Team USA’s defense is a healthy mix of size, playmaking, and puck movement, headlined by Chezy – arguably the league’s best all-around defenseman. We add a trio of playmakers in Sova, Olivieri, and Kramer (the league’s most underrated blueliner). Finally, a pair of redwoods in Oskroba and Gammage.

Speaking of pairings…
Pair 1: Pszenyczny – Olivieri
Pair 2: Kramer – Gammage
Pair 3: Donahoe – Oskroba
Pair 4:
Sova – Shapiro


  1. Johnny Daniels – C (Huntsville Havoc)
  2. Jake Hauswirth – C (Fayetteville FireAntz)
  3. John Scorcia – C (Evansville Thunderbolts)
  4. Berkley Scott – C (Knoxville Ice Bears)
  5. John Siemer – C (Macon Mayhem)
  6. Jackson Brewer – LW (Roanoke Rail Yard Dawgs)
  7. Lou Educate – LW (Huntsville Havoc)
  8. Daniel Gentzler – LW (Macon Mayhem)
  9. Collin MacDonald – LW (Macon Mayhem)
  10. Cody Dion – RW (Peoria Rivermen)
  11. Dillan Fox – RW (Mississippi RiverKings)
  12. Alec Hagaman – RW (Peoria Rivermen)
  13. Devin Mantha – RW (Mississippi RiverKings)
  14. Mike Moran – RW (Mississippi RiverKings)

The American forwards are a typical mix of snipers (Hauswirth, Educate, Moran, MacDonald) playmakers (Daniels, Siemer, Mantha, Fox), and grinders (Dion, Scorcia, Hagaman, Gentzler) with a sprinkling of veteran leadership (Hauswirth, Scott, Mantha).

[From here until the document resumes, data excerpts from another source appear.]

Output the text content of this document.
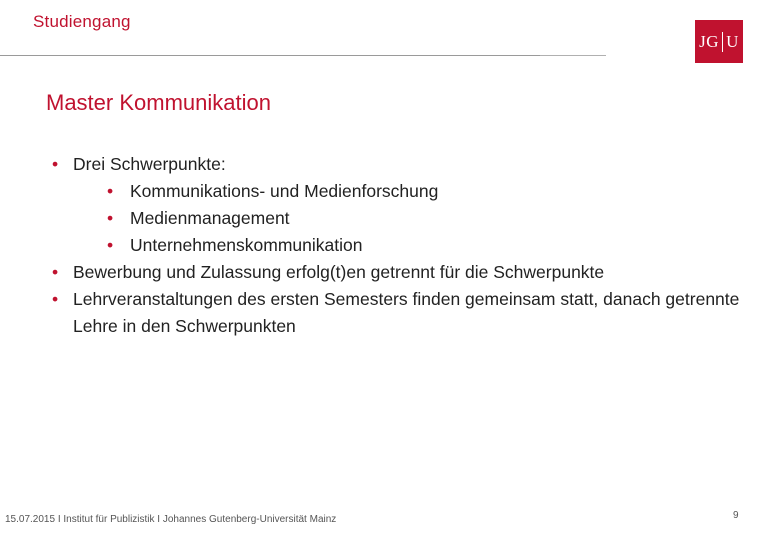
Studiengang
JG U
Master Kommunikation
• Drei Schwerpunkte:
• Kommunikations- und Medienforschung
• Medienmanagement
• Unternehmenskommunikation
• Bewerbung und Zulassung erfolg(t)en getrennt für die Schwerpunkte
• Lehrveranstaltungen des ersten Semesters finden gemeinsam statt, danach getrennte Lehre in den Schwerpunkten
15.07.2015 I Institut für Publizistik I Johannes Gutenberg-Universität Mainz	9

Here’s how we envision the forward lines and special teams for Team USA.

Line 1: Educate – Daniels – Moran.
Line 2: MacDonald – Hauswirth – Mantha
Line 3: Brewer – Scott – Fox
Line 4: Gentzler – Scorcia – Dion
Reserves: Siemer, Hagaman

Power Play 1: MacDonald – Hauswirth – Moran – Pszenyczny – Olivieri
Power Play 2: Educate – Daniels – Mantha – Sova – Kramer

Penalty Kill 1: Scott – Gentzler – Donahoe – Gammage
Penalty Kill 2: Hauswirth – Mantha – Pszenyczny – Oskroba


  1. Sam Ftorek (Roanoke Rail Yard Dawgs)
  2. Jeff Pyle (Evansville Thunderbolts)
  3. Kyle Rank (Peoria Rivermen)

We only have two USA-born coaches in the SPHL, so Ftorek and Pyle get the assignments by default. Still, Ftorek has a wealth of playing experience on both sides of the ice and Pyle is a long-time ECHL coach. Most SPHL teams don’t have goaltenders on their coaching staff (Jesse Kallechy in Huntsville is Canadian). Since any team playing in a tournament of Olympic magnitude needs a goaltending coach, we pulled Rank out of retirement – one of the SPHL’s all-time best netminders – to coach up the goaltending.

Sure, we know there’s zero chance we see a team of SPHLers representing the nation in PyeongChang next year, but it’s fun to go through the exercise in picking America’s best SPHL players – and the sure-to-follow debating. Have at it, y’all.